The smoking rate in the United States has plummeted to new lows, according to new data published by the Centers for Disease Control and Prevention.

In the last decade, the smoking rate for adults in the United States dropped from 20.9 percent to 16.8 percent, including a full percentage-point drop in 2013 alone. This is a good sign for the Office of Disease Prevention and Health Promotion’s (ODPHP) goal of reducing the smoking rate to 12 percent by 2020.

The study also found that smoking was more prevalent among particular demographics, including multiracial people (27.9 percent), those who live below the federal poverty level (26.3 percent), American Indian/Alaska Natives (29.2 percent), and people with a General Education Development (GED) certification (43 percent) – the highest of any demographic.

The study also showed that males smoke more than females by four percentage points, and 23.9 percent of people who are lesbian, gay, or bisexual smoke. In terms of age groups, smoking appeared most prevalent in adults ages 25-44 (20 percent).

"Smoking kills half a million Americans each year and costs more than $300 billion," CDC Director Tom Frieden said in a press release. "This report shows real progress helping American smokers quit and that more progress is possible."

In 2013, The New York Times reported that awareness of the tobacco industry’s marketing tactics, increased cost of cigarettes (including high taxes), and smoking bans (especially in workplaces), all contributed to the lowering of the smoking rate. But school education programs are found to be largely ineffective.

"Comprehensive smoke-free laws, higher prices for tobacco products, high-impact mass media campaigns, and barrier-free access to quitting help are all important.
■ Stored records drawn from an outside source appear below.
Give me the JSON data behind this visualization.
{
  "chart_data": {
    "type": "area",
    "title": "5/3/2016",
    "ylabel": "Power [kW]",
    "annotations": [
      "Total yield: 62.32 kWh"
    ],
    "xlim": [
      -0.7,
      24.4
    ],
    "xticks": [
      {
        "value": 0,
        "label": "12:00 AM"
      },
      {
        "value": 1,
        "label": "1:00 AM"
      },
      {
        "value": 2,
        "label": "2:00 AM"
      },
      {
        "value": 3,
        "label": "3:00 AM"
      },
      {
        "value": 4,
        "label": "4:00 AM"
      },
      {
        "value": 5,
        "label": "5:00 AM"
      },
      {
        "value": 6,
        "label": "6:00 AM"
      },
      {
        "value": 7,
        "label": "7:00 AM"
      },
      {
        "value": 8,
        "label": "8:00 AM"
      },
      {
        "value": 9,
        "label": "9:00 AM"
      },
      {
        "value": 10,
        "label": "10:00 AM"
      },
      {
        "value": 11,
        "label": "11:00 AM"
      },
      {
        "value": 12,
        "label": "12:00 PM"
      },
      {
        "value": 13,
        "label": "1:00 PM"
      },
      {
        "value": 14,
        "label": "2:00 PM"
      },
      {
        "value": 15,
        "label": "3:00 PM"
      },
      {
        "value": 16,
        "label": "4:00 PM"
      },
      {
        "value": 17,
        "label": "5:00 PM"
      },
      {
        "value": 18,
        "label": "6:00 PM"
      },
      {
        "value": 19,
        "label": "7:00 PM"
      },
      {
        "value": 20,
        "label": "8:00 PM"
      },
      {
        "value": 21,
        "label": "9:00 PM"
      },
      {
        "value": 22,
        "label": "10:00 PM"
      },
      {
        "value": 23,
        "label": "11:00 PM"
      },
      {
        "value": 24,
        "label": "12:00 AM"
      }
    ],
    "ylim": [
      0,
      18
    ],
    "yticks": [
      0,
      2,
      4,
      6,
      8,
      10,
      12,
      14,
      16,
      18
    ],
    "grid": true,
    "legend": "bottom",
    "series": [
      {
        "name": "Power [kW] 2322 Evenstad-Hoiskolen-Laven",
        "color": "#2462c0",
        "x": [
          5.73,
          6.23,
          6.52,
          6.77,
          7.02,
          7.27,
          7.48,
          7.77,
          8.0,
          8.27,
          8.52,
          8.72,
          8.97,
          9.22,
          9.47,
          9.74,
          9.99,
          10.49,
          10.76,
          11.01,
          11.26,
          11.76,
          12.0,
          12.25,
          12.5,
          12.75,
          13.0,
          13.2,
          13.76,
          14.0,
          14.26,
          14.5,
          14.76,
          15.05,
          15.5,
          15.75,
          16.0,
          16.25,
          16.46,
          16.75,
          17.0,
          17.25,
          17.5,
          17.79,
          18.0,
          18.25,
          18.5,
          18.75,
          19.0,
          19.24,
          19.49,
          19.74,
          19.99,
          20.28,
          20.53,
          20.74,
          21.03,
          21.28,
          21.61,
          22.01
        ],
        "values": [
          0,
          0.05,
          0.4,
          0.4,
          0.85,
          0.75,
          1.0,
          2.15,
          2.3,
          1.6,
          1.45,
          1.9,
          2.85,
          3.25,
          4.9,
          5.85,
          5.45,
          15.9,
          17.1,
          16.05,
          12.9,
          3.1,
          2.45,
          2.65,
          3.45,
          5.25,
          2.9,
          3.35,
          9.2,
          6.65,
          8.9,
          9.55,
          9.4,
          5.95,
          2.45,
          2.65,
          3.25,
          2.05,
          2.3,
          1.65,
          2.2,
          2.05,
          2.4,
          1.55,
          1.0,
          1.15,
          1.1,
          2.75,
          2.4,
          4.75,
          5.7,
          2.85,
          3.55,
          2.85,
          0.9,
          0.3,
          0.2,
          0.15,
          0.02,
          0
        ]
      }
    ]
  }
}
They work to reduce the enormous health and financial burden of tobacco use and secondhand smoke exposure among Americans,” said Brian King, the deputy director for research translation for the CDC’s Office on Smoking and Health.

But there was one alarming find: uninsured adults or those on Medicaid smoke at rates more than double those with Medicare or private health insurance.
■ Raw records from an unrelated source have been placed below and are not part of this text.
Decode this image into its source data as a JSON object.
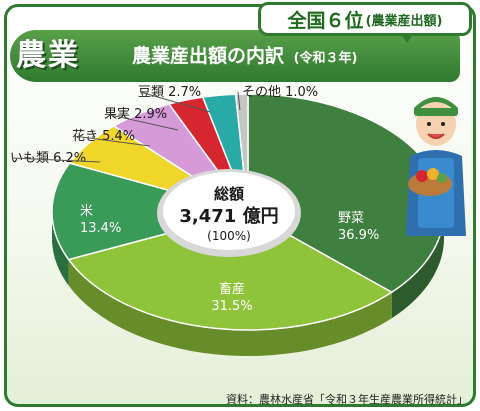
{
  "badge": {
    "rank": "全国６位",
    "qualifier": "(農業産出額)"
  },
  "category": "農業",
  "title": {
    "main": "農業産出額の内訳",
    "sub": "(令和３年)"
  },
  "center": {
    "label": "総額",
    "value": "3,471 億円",
    "pct": "(100%)"
  },
  "source": "資料：農林水産省「令和３年生産農業所得統計」",
  "chart_data": {
    "type": "pie",
    "title": "農業産出額の内訳",
    "subtitle": "(令和３年)",
    "total_label": "総額",
    "total_value": 3471,
    "total_unit": "億円",
    "slices": [
      {
        "label": "野菜",
        "value": 36.9,
        "pct_text": "36.9%",
        "color": "#3f7f3f"
      },
      {
        "label": "畜産",
        "value": 31.5,
        "pct_text": "31.5%",
        "color": "#8fc43a"
      },
      {
        "label": "米",
        "value": 13.4,
        "pct_text": "13.4%",
        "color": "#3a9a58"
      },
      {
        "label": "いも類",
        "value": 6.2,
        "pct_text": "6.2%",
        "color": "#f1d62a"
      },
      {
        "label": "花き",
        "value": 5.4,
        "pct_text": "5.4%",
        "color": "#d69ad9"
      },
      {
        "label": "果実",
        "value": 2.9,
        "pct_text": "2.9%",
        "color": "#d6262f"
      },
      {
        "label": "豆類",
        "value": 2.7,
        "pct_text": "2.7%",
        "color": "#2aaaa6"
      },
      {
        "label": "その他",
        "value": 1.0,
        "pct_text": "1.0%",
        "color": "#c2c7c2"
      }
    ]
  }
}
Nearly 28 percent of uninsured adults smoke versus about 13 percent of those with private insurance, while about 29 percent of Medicaid recipients smoke compared to 12.5 percent of Medicare recipients.

As The Christian Science Monitor reported on Thursday, the federal Department of Housing and Urban Development (HUD) has proposed a smoking ban on all public housing across the country, which would effectively make a million households smoke-free.

And in June, Hawaii became the first state to raise the smoking age to 21.